Através de seu Motu Próprio, APERUIT ILLIS (30/09/2019), o Papa Francisco estabelece o Terceiro Domingo do Tempo Comum como Domingo dedicado à Palavra de Deus. Quero destacar alguns pontos:
  • Estabeleço que o III Domingo do Tempo Comum seja dedicado à celebração, reflexão e divulgação da Palavra de Deus. Este Domingo da Palavra de Deus colocar-se-á, assim, num momento propício daquele período do ano em que somos convidados a reforçar os laços com os judeus e a rezar pela unidade dos cristãos. Não se trata de mera coincidência temporal: a celebração do Domingo da Palavra de Deus expressa uma valência ecuménica, porque a Sagrada Escritura indica, a quantos se colocam à sua escuta, o caminho a seguir para se chegar a uma unidade autêntica e sólida.

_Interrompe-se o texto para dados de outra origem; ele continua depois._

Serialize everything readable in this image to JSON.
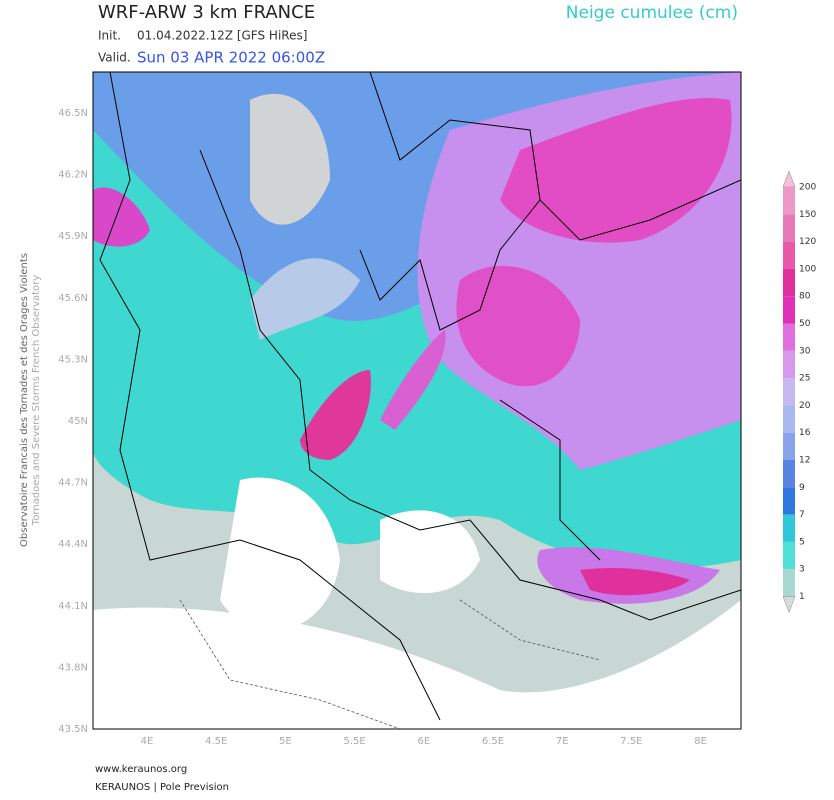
{
  "header": {
    "title": "WRF-ARW 3 km FRANCE",
    "product": "Neige cumulee (cm)",
    "init_label": "Init.",
    "init_value": "01.04.2022.12Z [GFS HiRes]",
    "valid_label": "Valid.",
    "valid_value": "Sun 03 APR 2022 06:00Z"
  },
  "map": {
    "lat_labels": [
      "46.5N",
      "46.2N",
      "45.9N",
      "45.6N",
      "45.3N",
      "45N",
      "44.7N",
      "44.4N",
      "44.1N",
      "43.8N",
      "43.5N"
    ],
    "lon_labels": [
      "4E",
      "4.5E",
      "5E",
      "5.5E",
      "6E",
      "6.5E",
      "7E",
      "7.5E",
      "8E"
    ]
  },
  "colorbar": {
    "labels": [
      "200",
      "150",
      "120",
      "100",
      "80",
      "50",
      "30",
      "25",
      "20",
      "16",
      "12",
      "9",
      "7",
      "5",
      "3",
      "1"
    ]
  },
  "side_text": {
    "line1": "Observatoire Francais des Tornades et des Orages Violents",
    "line2": "Tornadoes and Severe Storms French Observatory"
  },
  "footer": {
    "line1": "www.keraunos.org",
    "line2": "KERAUNOS | Pole Prevision"
  }
}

    As comunidades encontrarão a forma de viver este Domingo como um dia solene. Entretanto será importante que, na celebração eucarística, se possa entronizar o texto sagrado, de modo a tornar evidente aos olhos da assembleia o valor normativo que possui a Palavra de Deus. Neste Domingo, em particular, será útil colocar em evidência a sua proclamação e adaptar a homilia para se pôr em destaque o serviço que se presta à Palavra do Senhor. Neste Domingo, os Bispos poderão celebrar o rito do Leitorado ou confiar um ministério semelhante, a fim de chamar a atenção para a importância da proclamação da Palavra de Deus na liturgia. De fato, é fundamental que se faça todo o esforço possível no sentido de preparar alguns fiéis para serem verdadeiros anunciadores da Palavra com uma preparação adequada, tal como já acontece habitualmente com os acólitos ou os ministros extraordinários da comunhão. Da mesma maneira, os párocos poderão encontrar formas de entregar a Bíblia, ou um dos seus livros, a toda a assembleia, de modo a fazer emergir a importância de continuar na vida diária a leitura, o aprofundamento e a oração com a Sagrada Escritura, com particular referência à lectio divina” (Aperuit Illis n.3).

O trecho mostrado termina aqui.